Google e OpenAI acirram disputa em nova fase da inteligência artificial
Empresa competem com IA que é capaz de enxergar e descrever o ambiente físico, além de manter conversas 'humanizadas' com as pessoas
No filme Ela, de 2013, Samantha é uma assistente virtual de celular que se comunica como uma pessoa, com senso de humor afiado e capacidade surpreendente de aprimorar sua inteligência. Solitário e introvertido, o humano Theodore cria laços profundos com o programa, numa história considerada, à época, um misto de comédia romântica e ficção científica. Pouco mais de dez anos depois, o roteiro do longa está prestes a se tornar realidade. Lançado há alguns dias, o GPT-4o, nova versão de inteligência artificial da empresa americana de tecnologia OpenAI, soa como a Samantha do filme. Trata-se de uma inteligência artificial simpática e engraçada, que não economiza em expressões, na versão em português, como “hum”, “então”, “ah” e “tipo”, o que torna a sua fala mais natural. Com a câmera do celular ativada, ela consegue enxergar e descrever o ambiente em tempo real, como se fosse uma pessoa. Trata-se, em suma, de uma IA “humanizada”, para usar uma palavra citada por seus fabricantes.
A OpenAI não está sozinha nesse campo. Apenas um dia após o seu lançamento, o Google anunciou o Projeto Astra, uma assistente virtual com funcionalidades semelhantes, ainda sem data para chegar ao público. Em um vídeo demonstrativo (basta digitar “Projeto Astra” no YouTube para encontrá-lo), a assistente consegue reconhecer objetos e se lembrar de detalhes do espaço, além de ajudar a resolver problemas em tempo real. “Estamos evoluindo e inovando em diferentes frentes de aplicação da IA”, comunicou o Google por meio de nota. “Não se trata de uma corrida, mas de entregarmos inovação tecnológica com impacto positivo real às pessoas.”

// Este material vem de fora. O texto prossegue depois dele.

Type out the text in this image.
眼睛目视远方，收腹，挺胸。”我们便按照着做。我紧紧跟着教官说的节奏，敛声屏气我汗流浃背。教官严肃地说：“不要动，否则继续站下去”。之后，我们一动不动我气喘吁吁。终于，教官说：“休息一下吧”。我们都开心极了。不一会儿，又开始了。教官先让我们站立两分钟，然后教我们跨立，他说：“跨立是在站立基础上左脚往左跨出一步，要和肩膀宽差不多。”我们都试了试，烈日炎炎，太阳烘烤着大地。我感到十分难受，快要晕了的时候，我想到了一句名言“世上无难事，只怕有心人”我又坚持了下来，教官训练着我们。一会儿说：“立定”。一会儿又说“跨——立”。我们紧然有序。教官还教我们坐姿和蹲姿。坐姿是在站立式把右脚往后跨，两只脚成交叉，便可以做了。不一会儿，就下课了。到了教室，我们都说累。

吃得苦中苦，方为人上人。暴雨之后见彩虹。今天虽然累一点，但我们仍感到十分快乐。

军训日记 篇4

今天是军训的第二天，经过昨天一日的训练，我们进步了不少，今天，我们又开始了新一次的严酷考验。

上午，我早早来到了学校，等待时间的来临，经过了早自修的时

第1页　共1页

Não é de hoje que Google e OpenAI lideram inovações no campo da inteligência artificial. Em uma parceria de 13 bilhões de dólares com a Microsoft, a OpenAI lançou em 2022 o ChatGPT, chatbot inteligente que ganhou fama instantânea. Após o boom do ChatGPT, o Google não demorou para se equiparar: meses depois, lançou o Gemini (antes conhecido como Bard), chatbot com as mesmas características do concorrente. Desde então, Google e Microsoft (por meio da OpenAI) se consolidaram como líderes no desenvolvimento da nova tecnologia — e estão elevando o jogo para um novo nível. “As duas empresas disputam cada palmo do mercado de inteligência artificial”, diz Fábio Ayres, professor-adjunto de tecnologia no Insper. “A OpenAI saiu na frente, dominou por algum tempo, mas ainda não temos um cenário consolidado.”

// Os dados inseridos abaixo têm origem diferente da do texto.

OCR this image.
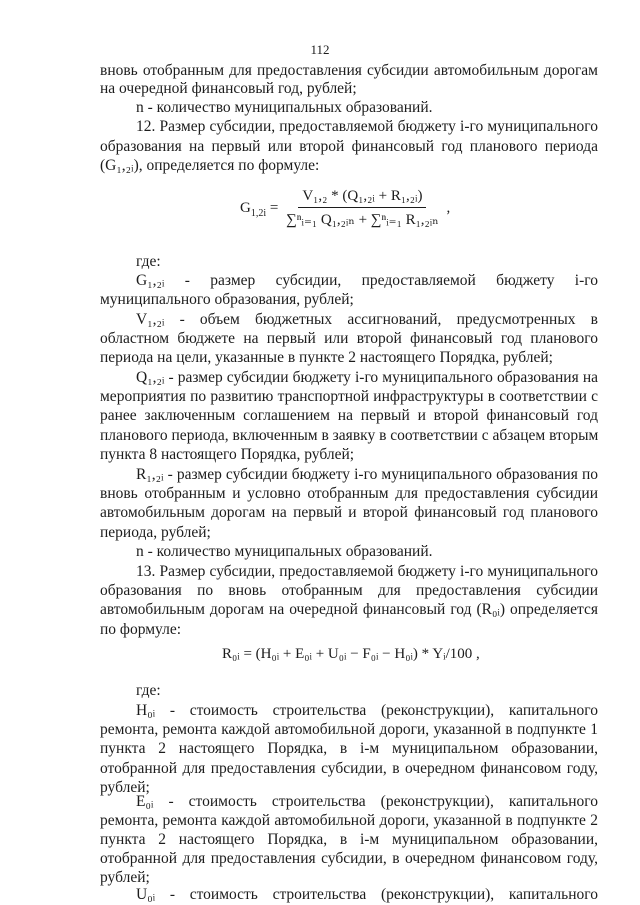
112
вновь отобранным для предоставления субсидии автомобильным дорогам
на очередной финансовый год, рублей;
n - количество муниципальных образований.
12. Размер субсидии, предоставляемой бюджету i-го муниципального
образования на первый или второй финансовый год планового периода
(G₁,₂ᵢ), определяется по формуле:
$G_{1,2i} = \frac{\text{V₁,₂ * (Q₁,₂ᵢ + R₁,₂ᵢ)}}{\text{∑ⁿᵢ₌₁ Q₁,₂ᵢₙ + ∑ⁿᵢ₌₁ R₁,₂ᵢₙ}}$ ,
где:
G₁,₂ᵢ - размер субсидии, предоставляемой бюджету i-го
муниципального образования, рублей;
V₁,₂ᵢ - объем бюджетных ассигнований, предусмотренных в
областном бюджете на первый или второй финансовый год планового
периода на цели, указанные в пункте 2 настоящего Порядка, рублей;
Q₁,₂ᵢ - размер субсидии бюджету i-го муниципального образования на
мероприятия по развитию транспортной инфраструктуры в соответствии с
ранее заключенным соглашением на первый и второй финансовый год
планового периода, включенным в заявку в соответствии с абзацем вторым
пункта 8 настоящего Порядка, рублей;
R₁,₂ᵢ - размер субсидии бюджету i-го муниципального образования по
вновь отобранным и условно отобранным для предоставления субсидии
автомобильным дорогам на первый и второй финансовый год планового
периода, рублей;
n - количество муниципальных образований.
13. Размер субсидии, предоставляемой бюджету i-го муниципального
образования по вновь отобранным для предоставления субсидии
автомобильным дорогам на очередной финансовый год (R₀ᵢ) определяется
по формуле:
R₀ᵢ = (H₀ᵢ + E₀ᵢ + U₀ᵢ − F₀ᵢ − H₀ᵢ) * Yᵢ/100 ,
где:
H₀ᵢ - стоимость строительства (реконструкции), капитального
ремонта, ремонта каждой автомобильной дороги, указанной в подпункте 1
пункта 2 настоящего Порядка, в i-м муниципальном образовании,
отобранной для предоставления субсидии, в очередном финансовом году,
рублей;
E₀ᵢ - стоимость строительства (реконструкции), капитального
ремонта, ремонта каждой автомобильной дороги, указанной в подпункте 2
пункта 2 настоящего Порядка, в i-м муниципальном образовании,
отобранной для предоставления субсидии, в очередном финансовом году,
рублей;
U₀ᵢ - стоимость строительства (реконструкции), капитального
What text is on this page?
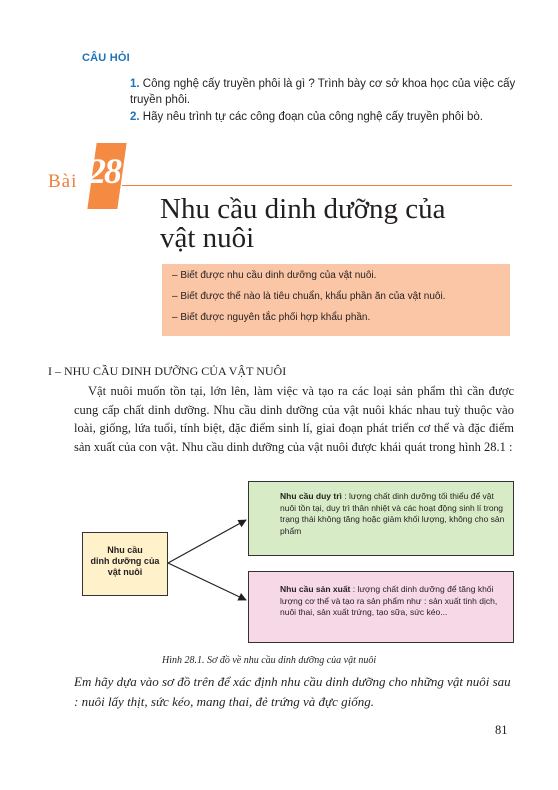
CÂU HỎI
1. Công nghệ cấy truyền phôi là gì ? Trình bày cơ sở khoa học của việc cấy truyền phôi.
2. Hãy nêu trình tự các công đoạn của công nghệ cấy truyền phôi bò.
Bài 28
Nhu cầu dinh dưỡng của
vật nuôi
– Biết được nhu cầu dinh dưỡng của vật nuôi.
– Biết được thế nào là tiêu chuẩn, khẩu phần ăn của vật nuôi.
– Biết được nguyên tắc phối hợp khẩu phần.
I – NHU CẦU DINH DƯỠNG CỦA VẬT NUÔI
Vật nuôi muốn tồn tại, lớn lên, làm việc và tạo ra các loại sản phẩm thì cần được cung cấp chất dinh dưỡng. Nhu cầu dinh dưỡng của vật nuôi khác nhau tuỳ thuộc vào loài, giống, lứa tuổi, tính biệt, đặc điểm sinh lí, giai đoạn phát triển cơ thể và đặc điểm sản xuất của con vật. Nhu cầu dinh dưỡng của vật nuôi được khái quát trong hình 28.1 :
Nhu cầu
dinh dưỡng của
vật nuôi
Nhu cầu duy trì : lượng chất dinh dưỡng tối thiểu để vật nuôi tồn tại, duy trì thân nhiệt và các hoạt động sinh lí trong trạng thái không tăng hoặc giảm khối lượng, không cho sản phẩm
Nhu cầu sản xuất : lượng chất dinh dưỡng để tăng khối lượng cơ thể và tạo ra sản phẩm như : sản xuất tinh dịch, nuôi thai, sản xuất trứng, tạo sữa, sức kéo...
Hình 28.1. Sơ đồ về nhu cầu dinh dưỡng của vật nuôi
Em hãy dựa vào sơ đồ trên để xác định nhu cầu dinh dưỡng cho những vật nuôi sau : nuôi lấy thịt, sức kéo, mang thai, đẻ trứng và đực giống.
81
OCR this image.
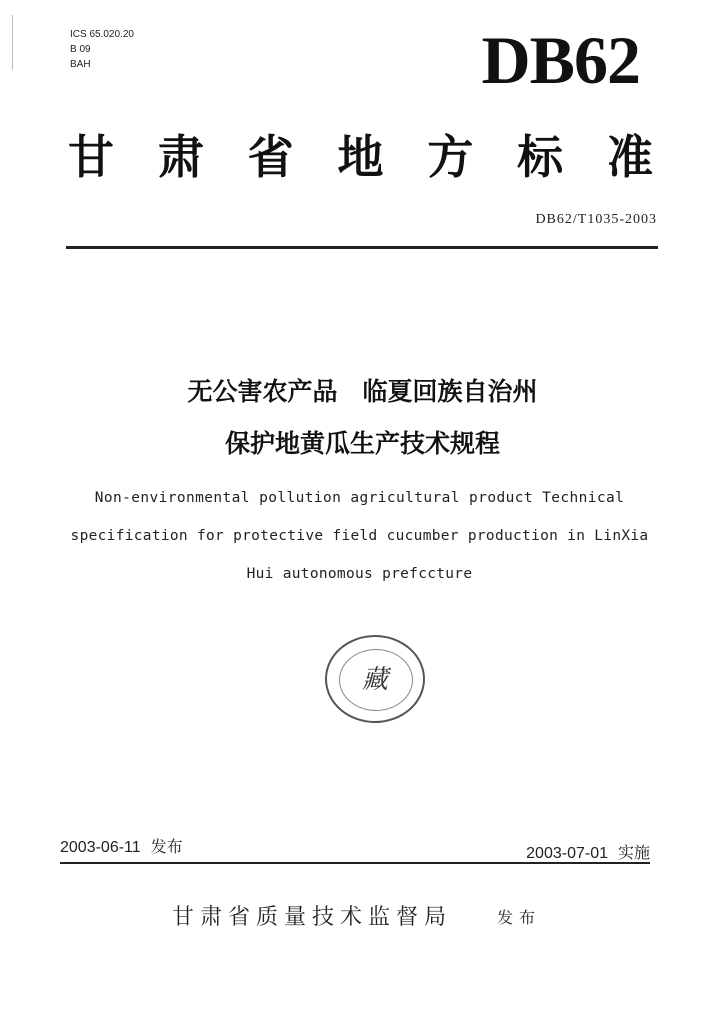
ICS 65.020.20
B 09
BAH	DB62
甘 肃 省 地 方 标 准
DB62/T1035-2003
无公害农产品　临夏回族自治州
保护地黄瓜生产技术规程
Non-environmental pollution agricultural product Technical
specification for protective field cucumber production in LinXia
Hui autonomous prefccture
藏
2003-06-11 发布	2003-07-01 实施
甘肃省质量技术监督局	发布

As big techs têm pressa e, por isso, planejam despejar grandes cifras no desenvolvimento de tecnologias na área. Recentemente, Demis Hassabis, chefe da divisão de inteligência artificial do Google, afirmou que a empresa poderá gastar estratosféricos 100 bilhões de dólares em projetos voltados para IA. “Não discutimos nossos números específicos, mas acredito que desembolsaremos mais do que isso ao longo do tempo”, disse Hassabis. Microsoft e Apple também planejam injetar bilhões de dólares no setor.
O mercado, contudo, tem dúvidas sobre como esses gastos poderão se transformar em rentabilidade no futuro. A Meta, de Mark Zuckerberg, é prova de que os investidores estão ficando impacientes. Também apostando pesadamente no desenvolvimento de IA, Zuckerberg disse que ainda demoraria tempo para que os investimentos gerassem algum retorno para a companhia — depois de tal afirmação, a cotação das ações da Meta chegou a cair 10%. De todo modo, é inegável que a IA deixou o terreno da ficção científica para virar realidade.